A calibrated volume ventilator (Puritan-Bennett 7200) was used to perform the experiment. Patients were observed for one hour on settings previously chosen by their attending physicians. The subjects were then allowed to breathe spontaneously (without assistance) through the ventilator for a target period of five minutes. Tidal volume, inspiratory flow rate, and diaphragmatic EMG were recorded simultaneously for five to seven sequential spontaneous breaths at the end of the five-minute period. Patients 1 and 7 were unable to breathe spontaneously for this length of time, so data were recorded after only two to three minutes of spontaneous breathing. Subjects then rested for ten minutes on their original ventilator settings. Five to seven assisted breaths at nine combinations of tidal volume and flow rate derived from the measured values during spontaneous breathing were delivered in random order. Tidal volumes of 1, 1.5, 2, and 2.5 times the patients spontaneous tidal volume and flow rates of 0.5, 1, 1.5, 2, and 2.5 times the spontaneous flow rate were used. Only nine tidal volume-flow rate combinations (of the 20 possible) were attempted with each patient, in order to reduce the possibility of fatigue. Combinations with high tidal volume and low flow rate were frequently omitted, as they interfered with adequate expiratory time. After another ten-minute rest, controlled breaths were delivered at the same tidal volume-flow rate combinations. other
For each tidal volume-flow rate combination recorded, the last three breaths showing a clear electromyographic peak, ie unobscured by ECG, were selected for analysis. For each breath the inspiratory volume at the peak of electromyographic activity was determined by direct inspection of the raw recordings of diaphragmatic EMC and tidal volume. The inspiratory volumes at the peak of electromyographic activity for the three breaths were then averaged to obtain the Voff at a particular tidal volume-flow rate combination. Voff was expressed as a fraction of the measured spontaneous tidal volume, as were the delivered tidal volumes and flow rates, in order to facilitate interpatient comparison. The Voff values for all of the patients were plotted against ventilator-delivered flow rate at isovolume; flow rates for an individual patient at the same tidal volume were related by a line through the points (Fig 1A). The Voff was plotted similarly against ventilator-delivered tidal volume at isoflow (Fig IB). Regression equations and the slope of the regression line were determined for each Voff vs flow rate (isovolume) and Voff vs tidal volume (isoflow) relation. The mean Voff for the entire group was determined using the Voff at all settings, for all patients.

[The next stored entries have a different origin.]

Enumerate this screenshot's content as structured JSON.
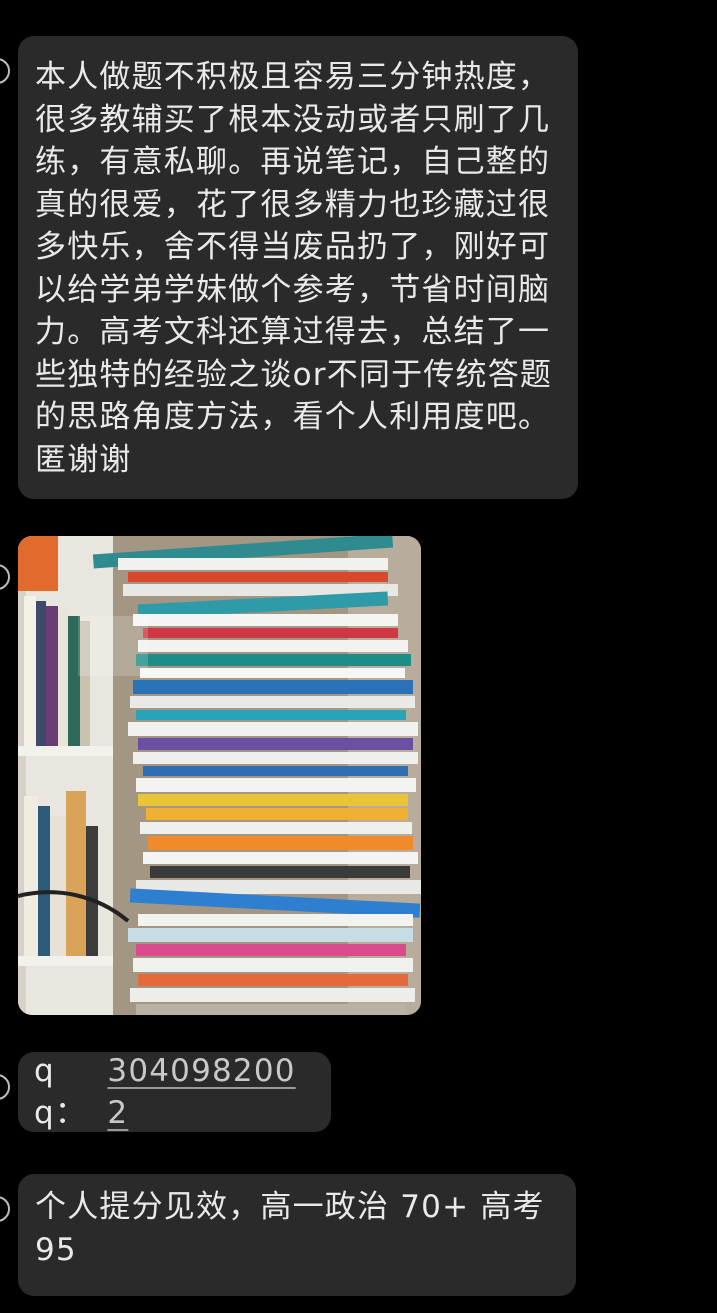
{
  "messages": [
    {
      "type": "text",
      "text": "本人做题不积极且容易三分钟热度，很多教辅买了根本没动或者只刷了几练，有意私聊。再说笔记，自己整的真的很爱，花了很多精力也珍藏过很多快乐，舍不得当废品扔了，刚好可以给学弟学妹做个参考，节省时间脑力。高考文科还算过得去，总结了一些独特的经验之谈or不同于传统答题的思路角度方法，看个人利用度吧。匿谢谢"
    },
    {
      "type": "image",
      "subject": "stack-of-textbooks-and-workbooks"
    },
    {
      "type": "contact",
      "label": "qq：",
      "value": "3040982002"
    },
    {
      "type": "text",
      "text": "个人提分见效，高一政治 70+ 高考95"
    }
  ],
  "colors": {
    "background": "#000000",
    "bubble": "#2a2a2b",
    "text": "#e9e9e9",
    "link": "#c8c8c8"
  }
}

Figure 1 A (left). Ventilator-delivered flow rate vs Voff. B (right). Ventilator-delivered tidal volume vs Voff. Tidal volume, flow rate, and Voff are expressed as fraction of spontaneous breath values. Each line in A (left) represents series of flow rates delivered at same tidal volume for one patient; in B (right), each line is series of tidal volumes delivered at same flow rate.